Art. 9 Anklagegrundsatz
1 Eine Straftat kann nur gerichtlich beurteilt werden, wenn die Staatsanwaltschaft gegen eine bestimmte Person wegen eines genau umschriebenen Sachverhalts beim zuständigen Gericht Anklage erhoben hat.
2 Das Strafbefehls- und das Übertretungsstrafverfahren bleiben vorbehalten.

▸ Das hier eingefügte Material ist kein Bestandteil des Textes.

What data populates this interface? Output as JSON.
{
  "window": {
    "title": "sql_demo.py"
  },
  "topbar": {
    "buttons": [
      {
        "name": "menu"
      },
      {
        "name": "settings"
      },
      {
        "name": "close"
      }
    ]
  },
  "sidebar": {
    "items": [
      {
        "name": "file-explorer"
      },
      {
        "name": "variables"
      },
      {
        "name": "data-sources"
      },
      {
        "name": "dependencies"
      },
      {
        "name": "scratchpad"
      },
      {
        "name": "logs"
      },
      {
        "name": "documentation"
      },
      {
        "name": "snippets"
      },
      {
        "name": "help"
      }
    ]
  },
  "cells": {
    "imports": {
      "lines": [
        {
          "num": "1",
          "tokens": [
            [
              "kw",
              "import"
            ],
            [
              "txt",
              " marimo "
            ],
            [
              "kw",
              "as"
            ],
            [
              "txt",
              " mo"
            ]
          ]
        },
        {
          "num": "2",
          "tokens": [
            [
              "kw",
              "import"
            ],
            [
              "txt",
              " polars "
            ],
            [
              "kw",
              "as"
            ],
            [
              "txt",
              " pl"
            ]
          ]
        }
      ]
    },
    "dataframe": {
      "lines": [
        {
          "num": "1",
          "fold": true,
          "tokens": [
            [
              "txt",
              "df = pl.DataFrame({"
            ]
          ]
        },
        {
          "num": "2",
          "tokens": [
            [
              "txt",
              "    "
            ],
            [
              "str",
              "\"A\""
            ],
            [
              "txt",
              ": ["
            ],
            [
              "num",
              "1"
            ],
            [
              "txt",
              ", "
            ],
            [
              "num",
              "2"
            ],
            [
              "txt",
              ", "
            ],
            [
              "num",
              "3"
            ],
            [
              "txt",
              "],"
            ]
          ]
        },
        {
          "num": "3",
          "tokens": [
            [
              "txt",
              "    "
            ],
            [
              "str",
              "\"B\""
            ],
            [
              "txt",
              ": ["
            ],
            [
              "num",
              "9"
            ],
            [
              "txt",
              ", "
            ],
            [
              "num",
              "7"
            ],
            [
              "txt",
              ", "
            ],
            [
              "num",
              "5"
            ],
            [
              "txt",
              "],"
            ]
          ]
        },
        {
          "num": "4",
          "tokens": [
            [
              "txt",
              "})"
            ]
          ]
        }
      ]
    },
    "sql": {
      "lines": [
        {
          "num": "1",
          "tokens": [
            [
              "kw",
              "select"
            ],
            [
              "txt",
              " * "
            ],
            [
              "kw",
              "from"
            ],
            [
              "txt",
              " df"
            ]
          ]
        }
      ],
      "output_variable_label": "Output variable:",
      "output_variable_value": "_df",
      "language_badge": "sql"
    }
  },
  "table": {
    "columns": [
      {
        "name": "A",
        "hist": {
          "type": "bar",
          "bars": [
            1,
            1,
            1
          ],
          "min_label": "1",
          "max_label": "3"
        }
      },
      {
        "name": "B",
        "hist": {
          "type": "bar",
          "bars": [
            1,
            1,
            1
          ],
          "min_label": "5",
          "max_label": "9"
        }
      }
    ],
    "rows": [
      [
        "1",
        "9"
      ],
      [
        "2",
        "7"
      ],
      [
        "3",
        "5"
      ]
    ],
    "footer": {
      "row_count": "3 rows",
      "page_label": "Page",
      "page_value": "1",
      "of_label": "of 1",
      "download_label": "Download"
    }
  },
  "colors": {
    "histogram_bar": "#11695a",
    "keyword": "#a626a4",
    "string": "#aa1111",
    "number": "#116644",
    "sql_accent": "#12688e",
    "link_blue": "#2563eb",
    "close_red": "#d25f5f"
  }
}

Das Bundesgericht umschreibt die Funktion des Anklagegrundsatzes in BGE 126 I 19 wie folgt: "Der Anklagegrundsatz verteilt nach der bundesgerichtlichen Rechtsprechung die Aufgaben zwischen den Untersuchungs- bzw. Anklagebehörden einerseits und den Gerichten andererseits. Er bestimmt den Gegenstand des Gerichtsverfahrens. Die Anklage hat die dem Angeklagten zur Last gelegten Delikte in ihrem Sachverhalt so präzise zu umschreiben, dass die Vorwürfe genügend konkretisiert sind. Das Anklageprinzip bezweckt zugleich den Schutz der Verteidigungsrechte des Angeschuldigten und dient dem Anspruch auf rechtliches Gehör (BGE 120 IV 348 E. 2b S. 353 f. mit Hinweisen). Nach Art. 6 Ziff. 3 lit. a EMRK hat der Angeschuldigte Anspruch darauf, in möglichst kurzer Frist über die Art und den Grund der gegen ihn erhobenen Beschuldigung in Kenntnis gesetzt zu werden. Diese Angaben schliessen es allerdings nicht aus, dass eine spätere Verurteilung wegen eines gleichartigen oder geringfügigeren Delikts erfolgt. Das Gericht ist an den in der Anklage wiedergegebenen Sachverhalt gebunden, nicht aber an dessen rechtliche Würdigung durch die Anklagebehörde."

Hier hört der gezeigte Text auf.